In secondo luogo, per ovvi motivi, è aumentata enormemente la pratica di tutti i mezzi di comunicazione digitali e, soprattutto, delle transazioni digitali. Va da sé che il numero di donatori on line aumenterà enormemente.
Altri fenomeni ci devono interrogare, quali: l’aumento degli attori della raccolta fondi (parlo soprattutto di enti e servizi pubblici, ma anche di gruppi informali di cittadini): sono molte, infatti le organizzazioni che si sono dovute dare da fare “obtorto collo” per riorientare le loro azioni di fundraising o, per chi non le praticava, farlo.

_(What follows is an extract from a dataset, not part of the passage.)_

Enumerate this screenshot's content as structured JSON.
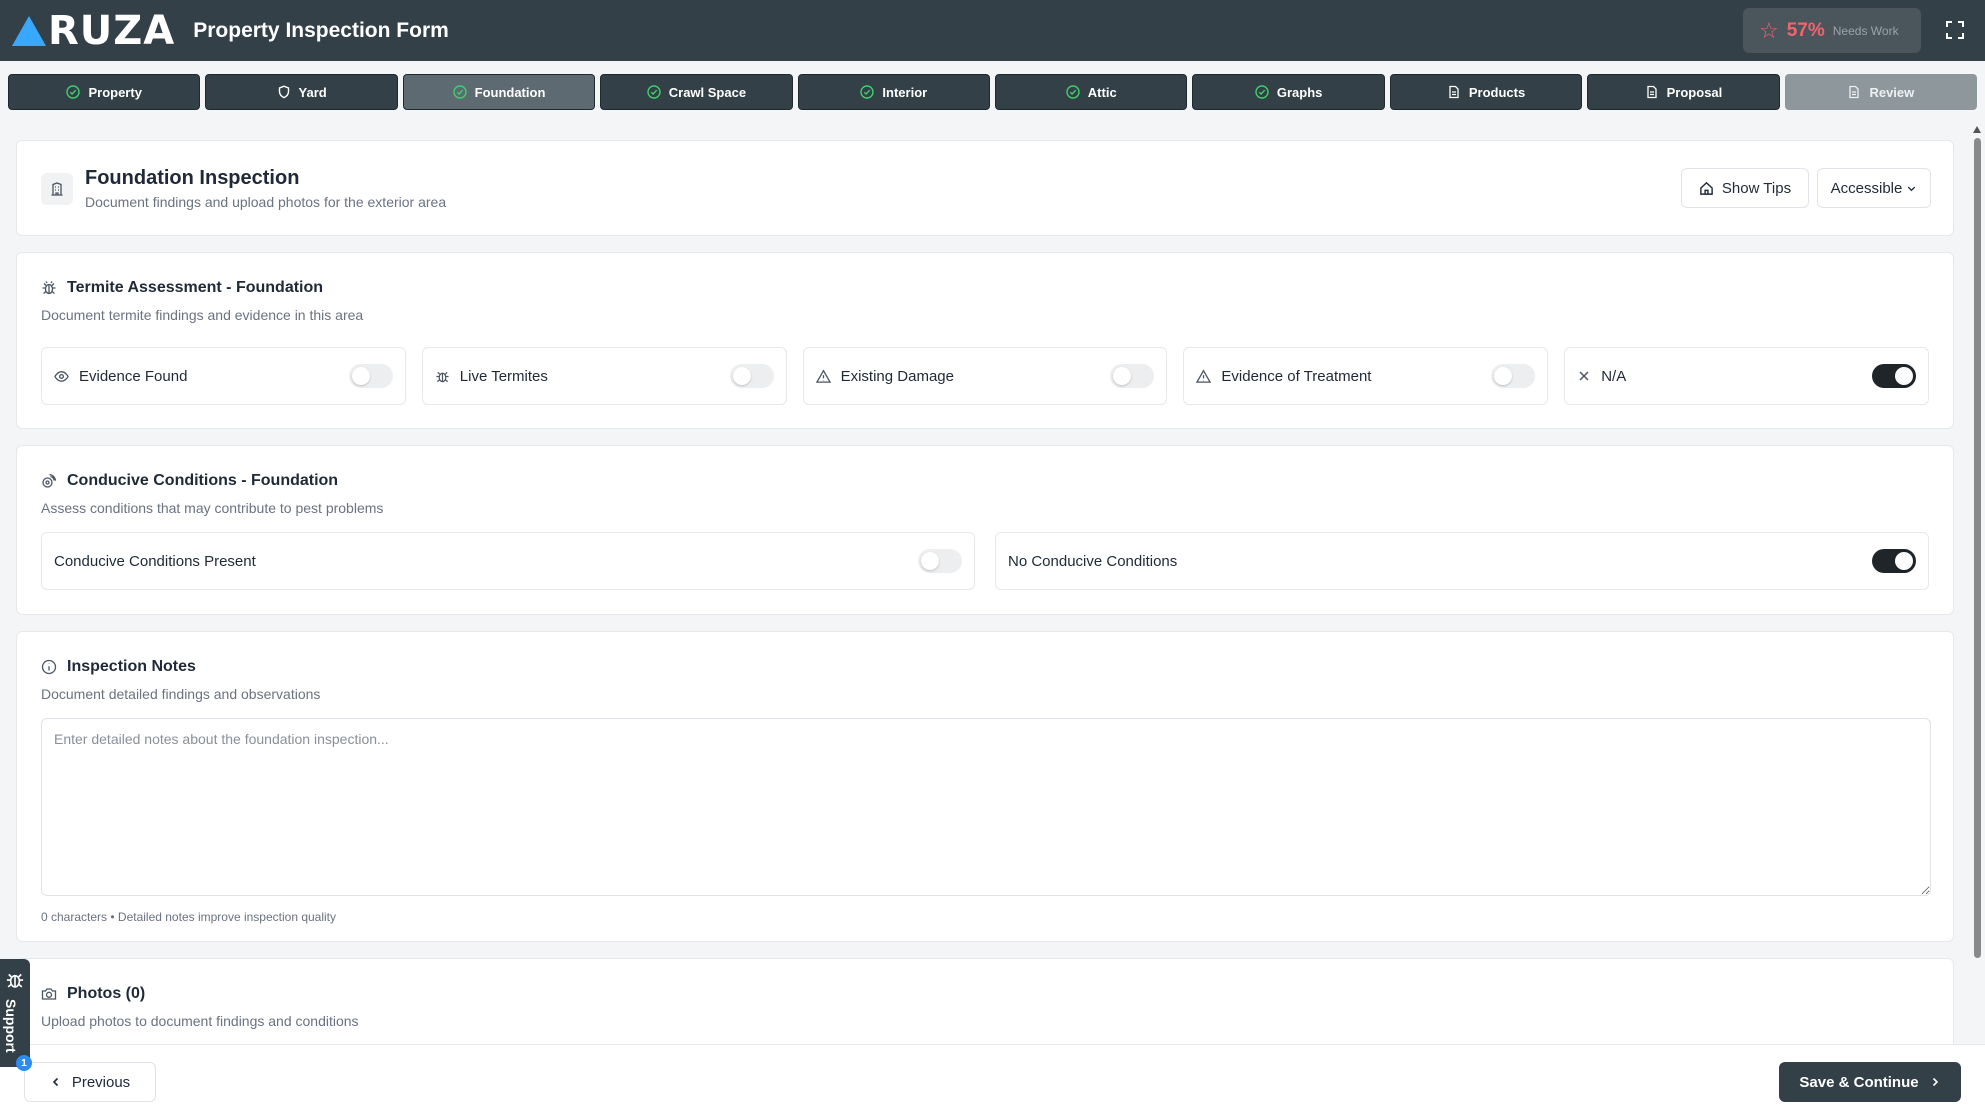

Ma cosa possono fare le organizzazioni per far crescere il loro fundraising, posto – dobbiamo sempre ricordarlo – che l’80% di esse è di piccola dimensione e con volume di entrate estremamente basso?
Vorrei indicare loro 6 azioni che, a mio avviso, vanno intraprese assolutamente in tempi rapidi, senza grandi investimenti (ma a patto che vengano fatte con ottimismo, fiducia e, soprattutto, passione).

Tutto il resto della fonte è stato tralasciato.